On Mon, Mar 24, 2008 at 2:15 AM, Adam Rosien <[EMAIL PROTECTED]> wrote:
> You should set the HTTP status code to an appropriate value, in the
>  400 or 500 range, via getResponse().setStatus().  See
>  http://www.w3.org/Protocols/rfc2616/rfc2616-sec10.html#sec10.  For
>  your example, 401 Bad Request would be appropriate.
>
>  You can also return a representation that may return additional
>  context information about the error, but there are no REST standards
>  for this; the status code itself should be enough for the client to
>  intelligently interpret.  In Resource.put(), you'd return a
>  Representation object after you set the response status code.

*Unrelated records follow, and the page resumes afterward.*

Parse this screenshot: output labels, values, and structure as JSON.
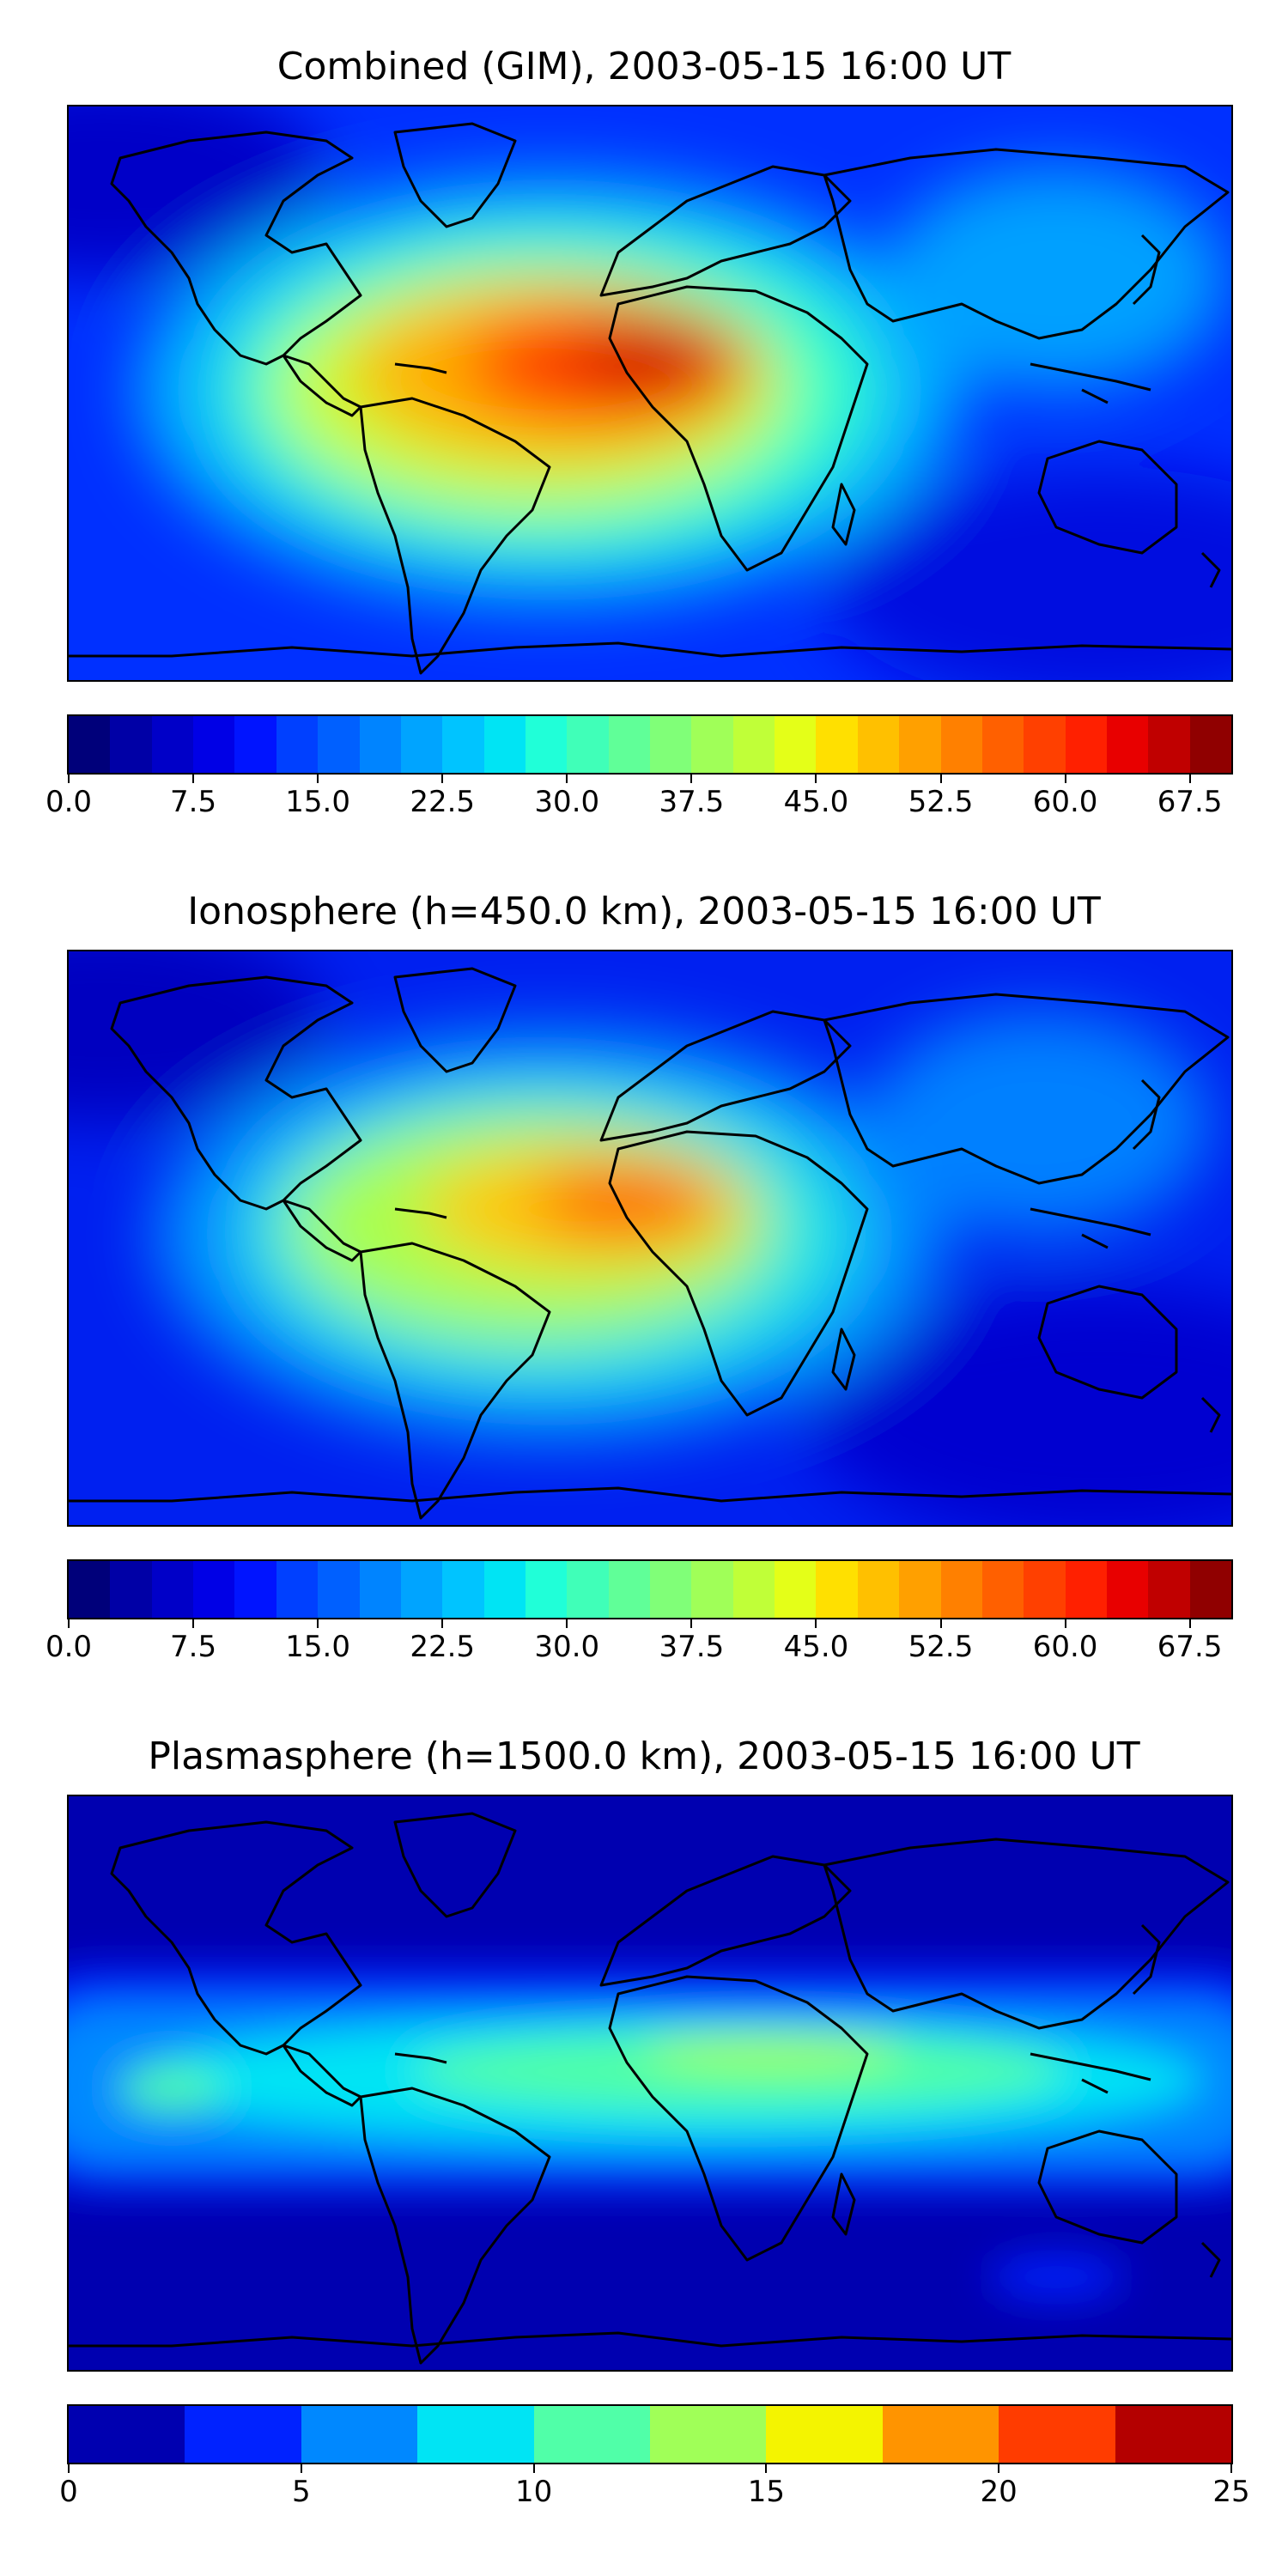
{
  "panels": [
    {
      "title": "Combined (GIM), 2003-05-15 16:00 UT",
      "colorbar": {
        "colors": [
          "#00007a",
          "#0000a6",
          "#0000c8",
          "#0000e6",
          "#0014ff",
          "#0040ff",
          "#0060ff",
          "#0084ff",
          "#00a4ff",
          "#00c4ff",
          "#00e4f4",
          "#20ffd8",
          "#40ffb8",
          "#60ff98",
          "#80ff78",
          "#a0ff58",
          "#c0ff38",
          "#e4ff18",
          "#ffe000",
          "#ffc000",
          "#ffa000",
          "#ff8000",
          "#ff6000",
          "#ff4000",
          "#ff2000",
          "#e80000",
          "#c00000",
          "#900000"
        ],
        "range": [
          0,
          70
        ],
        "ticks": [
          "0.0",
          "7.5",
          "15.0",
          "22.5",
          "30.0",
          "37.5",
          "45.0",
          "52.5",
          "60.0",
          "67.5"
        ],
        "tick_values": [
          0,
          7.5,
          15,
          22.5,
          30,
          37.5,
          45,
          52.5,
          60,
          67.5
        ]
      }
    },
    {
      "title": "Ionosphere  (h=450.0 km), 2003-05-15 16:00 UT",
      "colorbar": {
        "colors": [
          "#00007a",
          "#0000a6",
          "#0000c8",
          "#0000e6",
          "#0014ff",
          "#0040ff",
          "#0060ff",
          "#0084ff",
          "#00a4ff",
          "#00c4ff",
          "#00e4f4",
          "#20ffd8",
          "#40ffb8",
          "#60ff98",
          "#80ff78",
          "#a0ff58",
          "#c0ff38",
          "#e4ff18",
          "#ffe000",
          "#ffc000",
          "#ffa000",
          "#ff8000",
          "#ff6000",
          "#ff4000",
          "#ff2000",
          "#e80000",
          "#c00000",
          "#900000"
        ],
        "range": [
          0,
          70
        ],
        "ticks": [
          "0.0",
          "7.5",
          "15.0",
          "22.5",
          "30.0",
          "37.5",
          "45.0",
          "52.5",
          "60.0",
          "67.5"
        ],
        "tick_values": [
          0,
          7.5,
          15,
          22.5,
          30,
          37.5,
          45,
          52.5,
          60,
          67.5
        ]
      }
    },
    {
      "title": "Plasmasphere (h=1500.0 km), 2003-05-15 16:00 UT",
      "colorbar": {
        "colors": [
          "#0000b0",
          "#0022ff",
          "#0088ff",
          "#00e4f4",
          "#50ffa8",
          "#a0ff58",
          "#f4f400",
          "#ff9400",
          "#ff3c00",
          "#b40000"
        ],
        "range": [
          0,
          25
        ],
        "ticks": [
          "0",
          "5",
          "10",
          "15",
          "20",
          "25"
        ],
        "tick_values": [
          0,
          5,
          10,
          15,
          20,
          25
        ]
      }
    }
  ]
}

One thing I'd personally recommend is doiing something like the
SOAPFault fault structure, with
-a string (faultcode) that you promise to leave alone over time for a
specific error
-some user visible error string you may improve over time
-optional nested elements

Way back when I was working on Apache Axis, I added in to their faults
-a stack trace  : good for finding where the problem lay in your code
-the hostname: for identifying the machine at fault when you have a
farm of them.
these can both be turned on/off for security/privacy reasons

for all the failings of SOAP, having a machine readable format for
errors is useful. What you dont have to do in REST is
 -stick to 500 errors everywhere. For security issues, return some 4XX
code with the fault
 -try and turn it into a predefined java, .NET or even C++ exception.

For anyone generating an XML response, consider providing an xsl
stylesheet to turn the XML into XHTML, so that the browser at the far
end can turn it into something people can read *and paste into email
messages*. It is the ability to paste stack traces into email that
makes java stack traces and bugreps so wonderful.